The Cowlitz Community Farmers Market will be open on Saturday from 10 am until 2 pm, set up in the 7th Avenue parking lot across from the Cowlitz County Fairgrounds. They’ll have plants and plant starts for sale, along with fresh produce, hand-crafted gifts and garden items, honey, baked goods and more. Admission is free.
The Kelso Bridge Market is open on Sunday in its new venue at the Three Rivers Mall. This year, the Bridge Market is operating in the space across from the new Three Rivers Cinema, open from 10 am to 3 pm on Sunday near the Southwest door of the mall. They’ll have special bouquets for sale this weekend, along with fresh produce and plant starts, hand-made craft items and other specialty items.
Monday-Memorial Day Ceremonies:
9 a.m. at Cowlitz View Memorial Gardens in Kelso
10 a.m. at the Silver Lake Cemetery
11 a.m. at the Whittle-Hubbard Cemetery in Castle Rock. The Glen Hoyer American Legion Post 175 is sponsoring the services in Kelso, Silver Lake and Castle Rock.
11 a.m. at Longview Memorial Park. Cowlitz County Sheriff Mark Nelson will give an address and the R.A. Long High School Marching band will perform. The service is sponsored by the American Legion Post 155 in Longview. There will be no military flyovers.

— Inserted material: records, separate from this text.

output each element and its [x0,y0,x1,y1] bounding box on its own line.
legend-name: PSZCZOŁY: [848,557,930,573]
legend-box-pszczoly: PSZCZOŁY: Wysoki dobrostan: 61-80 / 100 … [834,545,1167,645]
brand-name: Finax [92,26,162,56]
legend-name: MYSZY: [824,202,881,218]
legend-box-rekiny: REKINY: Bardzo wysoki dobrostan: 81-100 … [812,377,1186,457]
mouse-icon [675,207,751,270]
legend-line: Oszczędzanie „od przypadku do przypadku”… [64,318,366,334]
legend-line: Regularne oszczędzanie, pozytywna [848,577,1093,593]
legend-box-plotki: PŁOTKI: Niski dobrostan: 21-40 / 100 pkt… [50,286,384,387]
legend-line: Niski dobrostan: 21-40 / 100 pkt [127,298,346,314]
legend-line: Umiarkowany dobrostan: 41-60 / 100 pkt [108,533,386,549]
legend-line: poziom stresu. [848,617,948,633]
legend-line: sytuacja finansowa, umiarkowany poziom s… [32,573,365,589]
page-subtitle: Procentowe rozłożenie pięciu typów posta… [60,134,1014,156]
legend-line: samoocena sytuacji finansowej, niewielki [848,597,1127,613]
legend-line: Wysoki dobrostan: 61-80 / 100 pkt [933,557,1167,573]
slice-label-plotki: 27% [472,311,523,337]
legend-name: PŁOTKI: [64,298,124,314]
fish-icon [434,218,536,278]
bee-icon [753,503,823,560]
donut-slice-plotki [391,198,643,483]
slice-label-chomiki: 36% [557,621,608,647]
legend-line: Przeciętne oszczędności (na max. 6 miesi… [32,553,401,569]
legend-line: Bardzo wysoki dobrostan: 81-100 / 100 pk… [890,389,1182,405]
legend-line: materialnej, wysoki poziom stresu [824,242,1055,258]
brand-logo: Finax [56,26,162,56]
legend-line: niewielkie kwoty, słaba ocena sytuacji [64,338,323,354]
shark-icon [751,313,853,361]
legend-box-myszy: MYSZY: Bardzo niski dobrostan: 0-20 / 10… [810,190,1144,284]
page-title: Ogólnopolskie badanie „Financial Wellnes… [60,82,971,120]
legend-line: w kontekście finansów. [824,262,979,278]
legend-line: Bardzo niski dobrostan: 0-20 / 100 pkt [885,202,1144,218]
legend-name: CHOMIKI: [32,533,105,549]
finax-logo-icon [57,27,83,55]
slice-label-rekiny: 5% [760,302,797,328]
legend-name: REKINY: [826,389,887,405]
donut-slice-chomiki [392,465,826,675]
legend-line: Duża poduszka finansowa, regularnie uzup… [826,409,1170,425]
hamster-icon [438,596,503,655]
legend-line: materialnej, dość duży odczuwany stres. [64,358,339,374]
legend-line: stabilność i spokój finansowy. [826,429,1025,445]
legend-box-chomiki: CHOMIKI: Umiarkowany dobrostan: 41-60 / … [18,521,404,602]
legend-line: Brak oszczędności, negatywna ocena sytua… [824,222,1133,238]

11 a.m. at the Kalama IOOF Cemetery. Sponsored by the American Legion and Veterans of Foreign Wars.
A man wanted in connection with an Amber Alert issued in Nampa, Idaho, was arrested yesterday in Cowlitz County, after an alert driver spotted the suspect vehicle on I-5 northbound. Around 2 yesterday afternoon, police in Nampa asked that an Amber Alert that had been started on Tuesday be extended to all of Washington and Oregon. About a half-hour later, a man driving on I-5 northbound near Castle Rock reported that he was following the suspect’s minivan. Castle Rock Police started giving chase, and they were joined by the State Patrol. They got the van stopped just north of milepost 58, where Joshua Wayne Reavis, 31, was arrested, and two young children were taken into protective custody. The children have been turned over to Child Protective Services, while Reavis is being held in the Cowlitz County Jail on a no-bail fugitive warrant, awaiting extradition to Idaho.
The Nursing program at Lower Columbia College is on probation, after the Accreditation Commission for Education in Nursing reported a couple of faults that they would like to see corrected. The ACEN says that the nursing faculty should all have Masters degrees, but President Chris Bailey says that finding that kind of staff is difficult for every nursing school in the country. The ACEN would also like to see LCC improve its internal systematic evaluation. LCC is being required to provide a follow-up report early in 2017, addressing both of these issues. If the college can’t show compliance with the findings in that follow-up, then they could be in danger of losing accreditation. If LCC can show compliance, then the program would be accredited through 2022.
Local marijuana retailers passed their first test from the Washington Liquor Control Board, passing recent compliance checks where minors were sent into stores to try and buy weed. The WCLB says that four out of 22 marijuana retailers failed the test, allowing underage individuals to buy marijuana. The tests were conducted from the 15th to the 18th of this month, checking stores in Cowlitz, Skagit, Snohomish and Pierce counties. Four stores in Longview and Kelso did NOT sell to the underage test subjects, while two stores in Tacoma and two stores in Everett failed the test. Those four businesses are being cited for selling to minors, while the individual clerks involved could also face criminal prosecution.